ACME cert renewal fails if only one Host() is invalid

Hello everyone,

We have a multi docker container setup with nodejs servers running inside, that are behind a traefik loadbalancer. so far, so good.
These containers are used for a whitelabel app - this means, that our customers route their traffic via a CNAME to us.
This also means, that we need to assign all these hosts from our customers to these containers - we do this like this:

labels:
  - traefik.http.routers.mywhitelabel.rule=Host(`foo.host1.com`) || Host(`bar.anotherhost2.com`) || ...

Works!
BUT, the issue is this: We also have a let's encrypt ACME setup for the SSL certs of all these hosts.
Now, if only ONE of all the Host()s we have mapped to our router has an issue with their CNAME, we get an error like this in our traefik.log (let's imagine that the CNAME setup for foo1.host.com is correct, but the CNAME is wrong/missing for bar.anotherhost2.com):

ERR Unable to obtain ACME certificate for domains error="unable to generate a certificate for the domains [foo.host1.com bar.anotherhost2.com]: error: one or more domains had a problem:\n[bar.anotherhost2.com] acme: error: 400 :: urn:ietf:params:acme:error:dns :: DNS problem: NXDOMAIN looking up A for bar.anotherhost2.com - check that a DNS record exists for this domain; DNS problem: NXDOMAIN looking up AAAA for bar.anotherhost2.com - check that a DNS record exists for this domain\n"

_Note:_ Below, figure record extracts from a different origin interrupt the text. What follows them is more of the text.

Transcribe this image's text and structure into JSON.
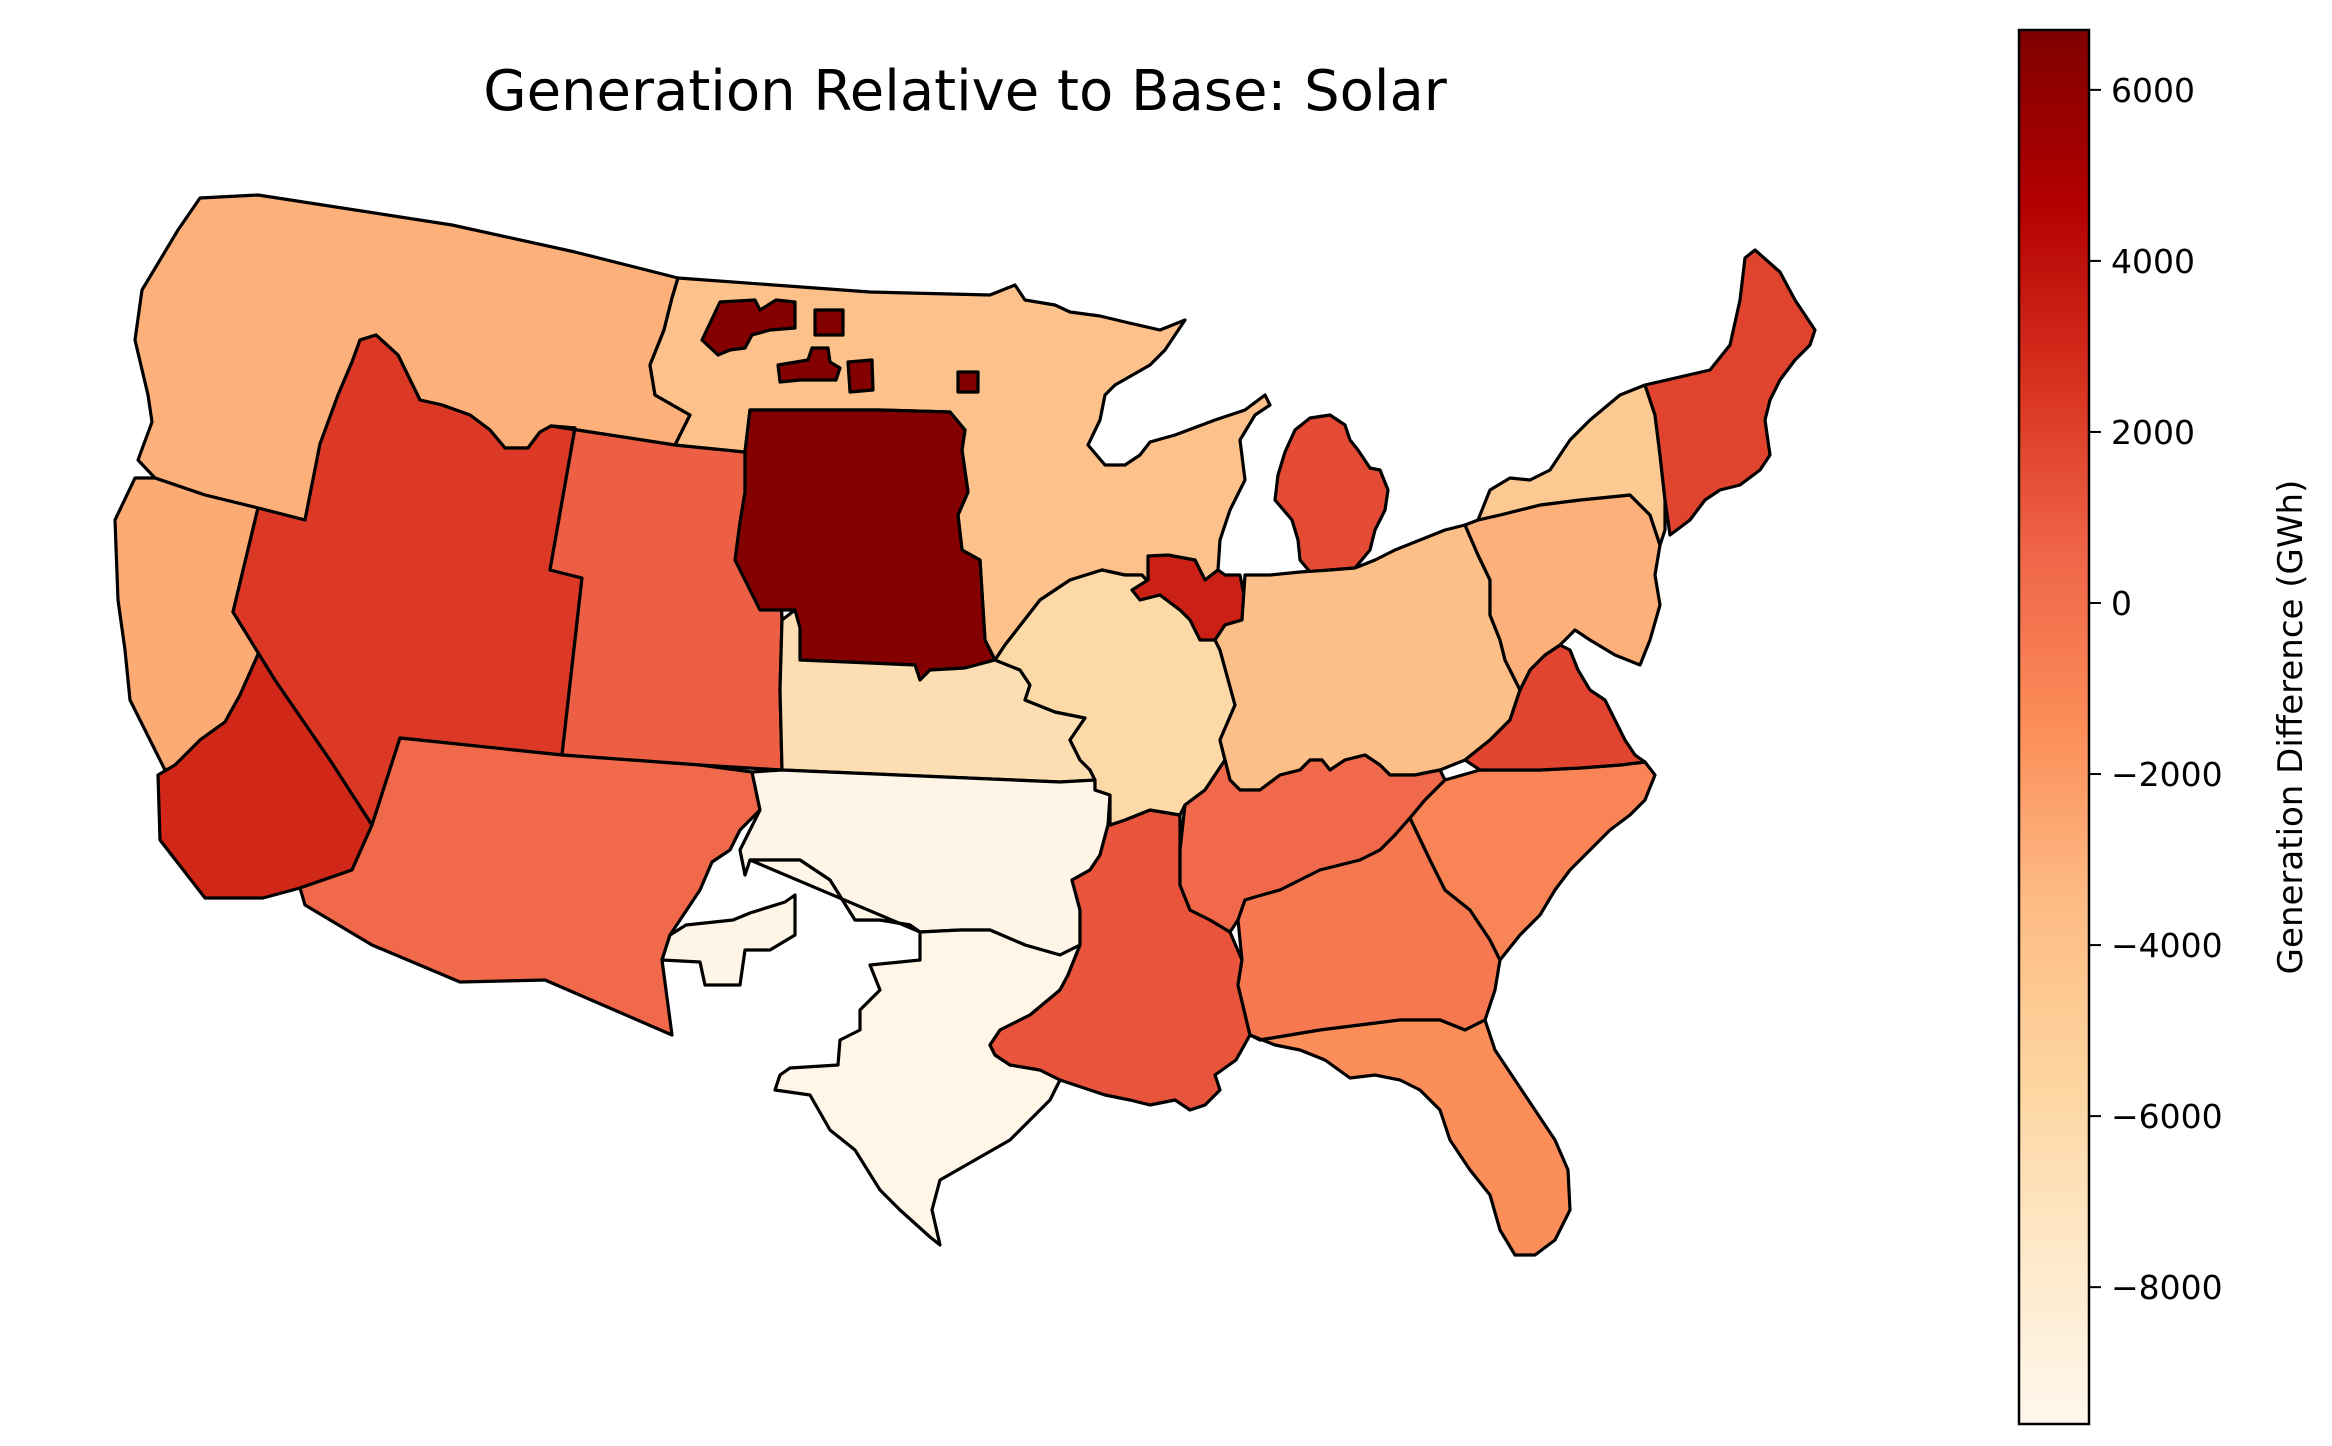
{
  "chart_data": {
    "type": "choropleth",
    "title": "Generation Relative to Base: Solar",
    "colorbar": {
      "label": "Generation Difference (GWh)",
      "colormap": "OrRd",
      "range": [
        -9600,
        6700
      ],
      "ticks": [
        {
          "value": 6000,
          "label": "6000"
        },
        {
          "value": 4000,
          "label": "4000"
        },
        {
          "value": 2000,
          "label": "2000"
        },
        {
          "value": 0,
          "label": "0"
        },
        {
          "value": -2000,
          "label": "−2000"
        },
        {
          "value": -4000,
          "label": "−4000"
        },
        {
          "value": -6000,
          "label": "−6000"
        },
        {
          "value": -8000,
          "label": "−8000"
        }
      ],
      "color_stops": [
        "#fff7ec",
        "#fee8c8",
        "#fdd49e",
        "#fdbb84",
        "#fc8d59",
        "#ef6548",
        "#d7301f",
        "#b30000",
        "#7f0000"
      ]
    },
    "regions": [
      {
        "id": "pacific-northwest",
        "value": -3000
      },
      {
        "id": "california-north",
        "value": -2800
      },
      {
        "id": "california-south",
        "value": 3000
      },
      {
        "id": "great-basin",
        "value": 2300
      },
      {
        "id": "rockies",
        "value": 800
      },
      {
        "id": "southwest",
        "value": 400
      },
      {
        "id": "rio-grande",
        "value": -9300
      },
      {
        "id": "northern-plains",
        "value": -4000
      },
      {
        "id": "central-plains",
        "value": 6500
      },
      {
        "id": "kansas-region",
        "value": -6500
      },
      {
        "id": "southern-plains",
        "value": -9300
      },
      {
        "id": "texas",
        "value": -9400
      },
      {
        "id": "lower-mississippi",
        "value": 1200
      },
      {
        "id": "mid-mississippi",
        "value": -6000
      },
      {
        "id": "northern-illinois",
        "value": 3300
      },
      {
        "id": "michigan",
        "value": 1600
      },
      {
        "id": "ohio-valley",
        "value": -3800
      },
      {
        "id": "tennessee-valley",
        "value": 400
      },
      {
        "id": "southeast",
        "value": -400
      },
      {
        "id": "carolinas",
        "value": -1000
      },
      {
        "id": "florida",
        "value": -1500
      },
      {
        "id": "virginia",
        "value": 1800
      },
      {
        "id": "pjm-east",
        "value": -3000
      },
      {
        "id": "new-york",
        "value": -4600
      },
      {
        "id": "new-england",
        "value": 1900
      },
      {
        "id": "nd-patches",
        "value": 6500
      }
    ]
  }
}
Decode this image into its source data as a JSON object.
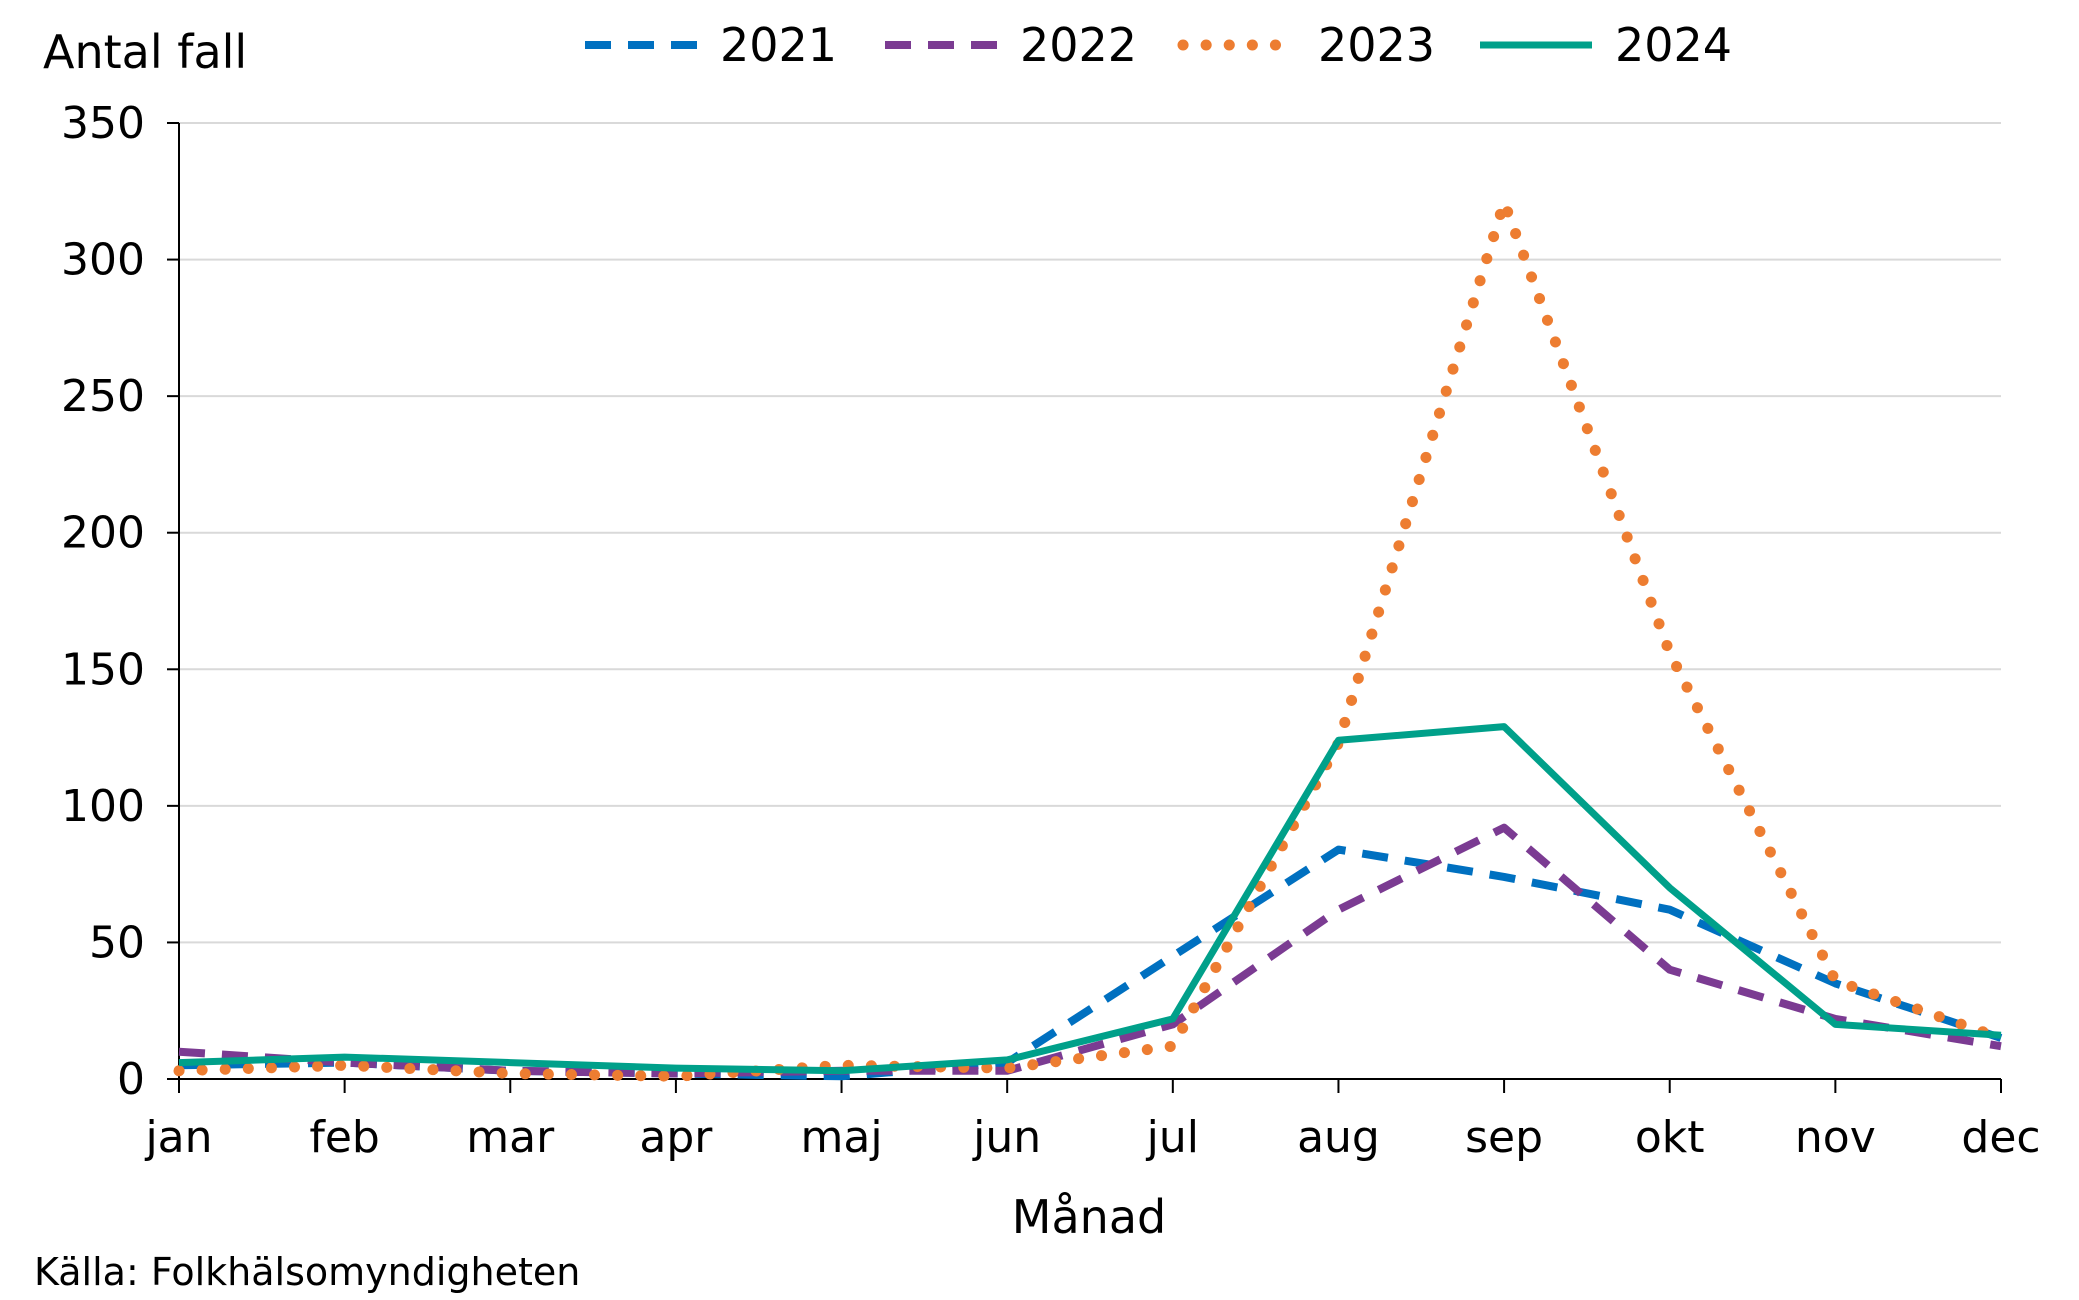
{
  "chart_data": {
    "type": "line",
    "ylabel": "Antal fall",
    "xlabel": "Månad",
    "categories": [
      "jan",
      "feb",
      "mar",
      "apr",
      "maj",
      "jun",
      "jul",
      "aug",
      "sep",
      "okt",
      "nov",
      "dec"
    ],
    "ylim": [
      0,
      350
    ],
    "yticks": [
      0,
      50,
      100,
      150,
      200,
      250,
      300,
      350
    ],
    "grid": true,
    "legend_position": "top",
    "series": [
      {
        "name": "2021",
        "color": "#0070C0",
        "dash": "dashed",
        "values": [
          5,
          6,
          3,
          2,
          1,
          6,
          45,
          84,
          74,
          62,
          35,
          15
        ]
      },
      {
        "name": "2022",
        "color": "#7B3B92",
        "dash": "dashed",
        "values": [
          10,
          6,
          3,
          2,
          3,
          3,
          20,
          62,
          92,
          40,
          22,
          12
        ]
      },
      {
        "name": "2023",
        "color": "#ED7D31",
        "dash": "dotted",
        "values": [
          3,
          5,
          2,
          1,
          5,
          4,
          12,
          123,
          321,
          156,
          36,
          15
        ]
      },
      {
        "name": "2024",
        "color": "#00A08A",
        "dash": "solid",
        "values": [
          6,
          8,
          6,
          4,
          3,
          7,
          22,
          124,
          129,
          70,
          20,
          16
        ]
      }
    ]
  },
  "source": "Källa: Folkhälsomyndigheten"
}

That is so weird to me! Why would traefik fail on ALL cert renewals, if only 1 host/domain is wrong?

That is really an issue for us! We have up to 50 Host()s mapped to our containers at a time - if only one of our customers f*s up on their CNAME setup, ALL certs for all other domains will not be renewed.

Is this intended? How can we fix this?
Thanks everyone!

I think this is how LetsEncrypt works. You request a cert with multiple domains, all need to work.

Options from my point of view:

  • create individual routers for each domain
  • create individual certs externally and provide them to Traefik (related PoC)